RE: Why Do US Carriers Charge For Food?

Sat Nov 22, 2003 8:47 am

For years, I've heard people knocking airline food; calling it "mystery meat" and totally inedible. In response to this, and in response to the bleak times in the industry, the airlines cut their food service.

Suddenly, you all are crying out that you demand to be fed----a hot meal---not the little bitty bag of peanuts and a Coke. Ticket prices are actually less than several years ago, before the downturn,and yet everyone demands the same conveniences as before.

So now, to again answer the demands of passengers, airlines such as DL, B6, HP, and others began offering food again on the flights, for a fee. This is not the same food as before, but is actually quality food from vendors such as the Atlanta Bread Company and Mrs. Fields and Cinnabon. Is it not reasonable that the airlines charge for this? Would you rather fly from BOS-LAX for $375 round trip with nothing but a bag of peanuts to snack on; or, fly from BOS-LAX for $375 round trip plus an additional $10 for a meal of your choosing, something healthy and fulfilling?

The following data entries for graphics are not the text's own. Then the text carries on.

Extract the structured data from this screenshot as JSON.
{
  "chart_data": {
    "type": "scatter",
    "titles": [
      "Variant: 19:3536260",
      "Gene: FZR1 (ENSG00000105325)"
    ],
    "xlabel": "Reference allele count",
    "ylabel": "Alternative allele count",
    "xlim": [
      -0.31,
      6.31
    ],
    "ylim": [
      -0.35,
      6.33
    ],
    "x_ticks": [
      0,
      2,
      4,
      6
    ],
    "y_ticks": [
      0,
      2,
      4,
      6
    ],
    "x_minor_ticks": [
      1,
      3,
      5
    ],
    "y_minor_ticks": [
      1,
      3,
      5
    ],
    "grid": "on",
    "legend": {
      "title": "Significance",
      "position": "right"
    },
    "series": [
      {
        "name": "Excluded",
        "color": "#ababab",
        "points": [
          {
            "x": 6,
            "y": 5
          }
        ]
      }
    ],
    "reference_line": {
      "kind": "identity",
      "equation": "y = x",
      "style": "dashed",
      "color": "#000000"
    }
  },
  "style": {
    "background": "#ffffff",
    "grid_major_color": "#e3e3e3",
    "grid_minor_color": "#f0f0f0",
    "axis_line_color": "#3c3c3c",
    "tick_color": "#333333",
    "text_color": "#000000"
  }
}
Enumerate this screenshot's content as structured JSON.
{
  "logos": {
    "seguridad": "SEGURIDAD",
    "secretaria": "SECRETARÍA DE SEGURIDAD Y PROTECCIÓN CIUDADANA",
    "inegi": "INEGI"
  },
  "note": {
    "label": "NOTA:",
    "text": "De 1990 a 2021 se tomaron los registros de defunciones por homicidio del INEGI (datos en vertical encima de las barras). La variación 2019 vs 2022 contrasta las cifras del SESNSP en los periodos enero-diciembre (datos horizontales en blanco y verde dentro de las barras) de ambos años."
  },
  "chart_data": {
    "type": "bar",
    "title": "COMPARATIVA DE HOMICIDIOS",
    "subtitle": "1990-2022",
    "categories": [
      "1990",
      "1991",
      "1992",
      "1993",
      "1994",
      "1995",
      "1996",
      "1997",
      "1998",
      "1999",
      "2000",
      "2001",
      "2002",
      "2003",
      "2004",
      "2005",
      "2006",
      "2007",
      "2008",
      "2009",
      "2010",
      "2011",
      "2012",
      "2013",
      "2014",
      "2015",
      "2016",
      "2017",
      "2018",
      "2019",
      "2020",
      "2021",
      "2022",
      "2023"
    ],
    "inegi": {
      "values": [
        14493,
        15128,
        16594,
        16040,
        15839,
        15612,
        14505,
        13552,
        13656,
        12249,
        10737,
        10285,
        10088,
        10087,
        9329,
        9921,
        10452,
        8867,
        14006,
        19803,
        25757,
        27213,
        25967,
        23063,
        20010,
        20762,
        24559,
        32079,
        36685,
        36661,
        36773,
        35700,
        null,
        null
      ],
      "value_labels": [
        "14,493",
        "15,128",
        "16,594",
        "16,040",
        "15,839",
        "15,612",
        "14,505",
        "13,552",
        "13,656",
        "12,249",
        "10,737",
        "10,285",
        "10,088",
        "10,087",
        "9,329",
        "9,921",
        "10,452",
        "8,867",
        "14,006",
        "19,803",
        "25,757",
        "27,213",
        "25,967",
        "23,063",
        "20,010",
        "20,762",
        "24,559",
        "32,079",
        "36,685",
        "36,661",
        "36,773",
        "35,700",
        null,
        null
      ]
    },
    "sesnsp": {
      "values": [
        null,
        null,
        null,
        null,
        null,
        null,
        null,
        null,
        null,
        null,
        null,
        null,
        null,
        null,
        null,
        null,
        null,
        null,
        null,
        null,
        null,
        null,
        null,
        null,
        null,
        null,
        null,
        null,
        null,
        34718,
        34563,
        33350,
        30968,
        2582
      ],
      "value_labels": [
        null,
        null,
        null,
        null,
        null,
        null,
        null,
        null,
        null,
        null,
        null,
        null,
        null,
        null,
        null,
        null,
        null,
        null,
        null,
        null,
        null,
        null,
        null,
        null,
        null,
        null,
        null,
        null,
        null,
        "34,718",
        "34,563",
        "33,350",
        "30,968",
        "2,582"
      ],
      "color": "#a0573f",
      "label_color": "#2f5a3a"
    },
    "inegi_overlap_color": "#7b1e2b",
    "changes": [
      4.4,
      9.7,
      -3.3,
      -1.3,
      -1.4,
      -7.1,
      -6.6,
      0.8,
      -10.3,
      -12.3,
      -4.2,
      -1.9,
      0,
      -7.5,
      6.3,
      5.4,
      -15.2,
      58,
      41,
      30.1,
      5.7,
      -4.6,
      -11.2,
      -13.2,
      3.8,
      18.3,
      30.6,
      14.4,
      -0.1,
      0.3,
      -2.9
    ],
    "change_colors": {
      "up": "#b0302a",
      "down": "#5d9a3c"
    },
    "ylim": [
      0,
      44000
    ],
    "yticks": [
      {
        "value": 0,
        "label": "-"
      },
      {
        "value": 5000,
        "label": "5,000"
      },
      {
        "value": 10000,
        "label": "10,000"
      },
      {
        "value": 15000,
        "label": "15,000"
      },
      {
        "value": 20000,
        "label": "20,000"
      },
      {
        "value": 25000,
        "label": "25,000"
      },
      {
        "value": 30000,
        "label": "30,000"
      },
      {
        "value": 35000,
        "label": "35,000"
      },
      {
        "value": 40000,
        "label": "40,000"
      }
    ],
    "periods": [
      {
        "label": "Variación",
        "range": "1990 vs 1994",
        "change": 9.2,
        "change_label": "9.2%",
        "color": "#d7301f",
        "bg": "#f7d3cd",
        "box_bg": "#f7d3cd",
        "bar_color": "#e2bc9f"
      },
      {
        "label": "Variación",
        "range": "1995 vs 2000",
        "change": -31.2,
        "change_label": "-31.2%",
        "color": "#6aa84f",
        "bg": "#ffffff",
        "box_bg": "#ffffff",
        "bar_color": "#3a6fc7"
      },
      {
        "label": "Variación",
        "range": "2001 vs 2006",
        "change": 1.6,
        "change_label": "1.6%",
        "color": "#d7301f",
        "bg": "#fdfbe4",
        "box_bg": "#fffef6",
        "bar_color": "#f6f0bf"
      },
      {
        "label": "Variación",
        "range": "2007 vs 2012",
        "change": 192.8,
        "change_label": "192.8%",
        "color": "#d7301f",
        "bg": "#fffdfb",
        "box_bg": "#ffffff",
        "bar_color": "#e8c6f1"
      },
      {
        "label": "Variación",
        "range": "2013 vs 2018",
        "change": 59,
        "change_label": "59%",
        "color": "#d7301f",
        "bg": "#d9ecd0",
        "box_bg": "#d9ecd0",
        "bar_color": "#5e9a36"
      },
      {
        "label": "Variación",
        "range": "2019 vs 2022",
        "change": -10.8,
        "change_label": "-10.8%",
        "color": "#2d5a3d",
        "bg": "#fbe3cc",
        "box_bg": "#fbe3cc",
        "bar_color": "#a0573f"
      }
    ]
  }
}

Sure, the airlines are making a few bucks off of each meal they sell, but who's to blame them? It's either that, or have everyone stop off at McDonalds before boarding to get their heart-attack-in-a-bag.

DLMHT
 
RiverVisualNYC
Posts: 926
Joined: Fri Nov 07, 2003 4:11 am

RE: Why Do US Carriers Charge For Food?

Sat Nov 22, 2003 8:57 am

DLMHT: You seem to conclude that the food for sale is better because it's branded. Yet unbranded items are generally cheaper, and that's partly why passengers have abandoned well-known airline brands for new LCCs. It's a sad comment on the industry when the public thinks "Mrs. Fields" has more brand equity than "Delta." As for Mc Donald's, it's just a matter of time before that stuff is for sale on the plane, nevermind passengers bringing it on. Some flights actually now smell like a McDonalds because there are so many bags of fries and greasy burgers onboard. While it's better than the cigarette-smoke filled cabins of yesterday, it's unpleasant to smell that odor for 2 or 3 hours straight. Maybe it should be suggested to those that want Mickey D's that they step outside the cabin and try the "drive through window."
 
DLMHT
Posts: 99
Joined: Sun Oct 05, 2003 11:49 am

RE: Why Do US Carriers Charge For Food?

Sat Nov 22, 2003 9:13 am

all I'm saying is.....the food offered now is of a lot more quality than before, so they can justify charging for it.
 
luv2fly
Posts: 11056
Joined: Tue May 13, 2003 2:57 am

RE: Why Do US Carriers Charge For Food?

Sat Nov 22, 2003 9:20 am

I think the fact that they no longer offer food, and the level of service and the attitude is such that people naturally are complaining. The fact that food is not being offered just highlights the lack of service anymore onboard.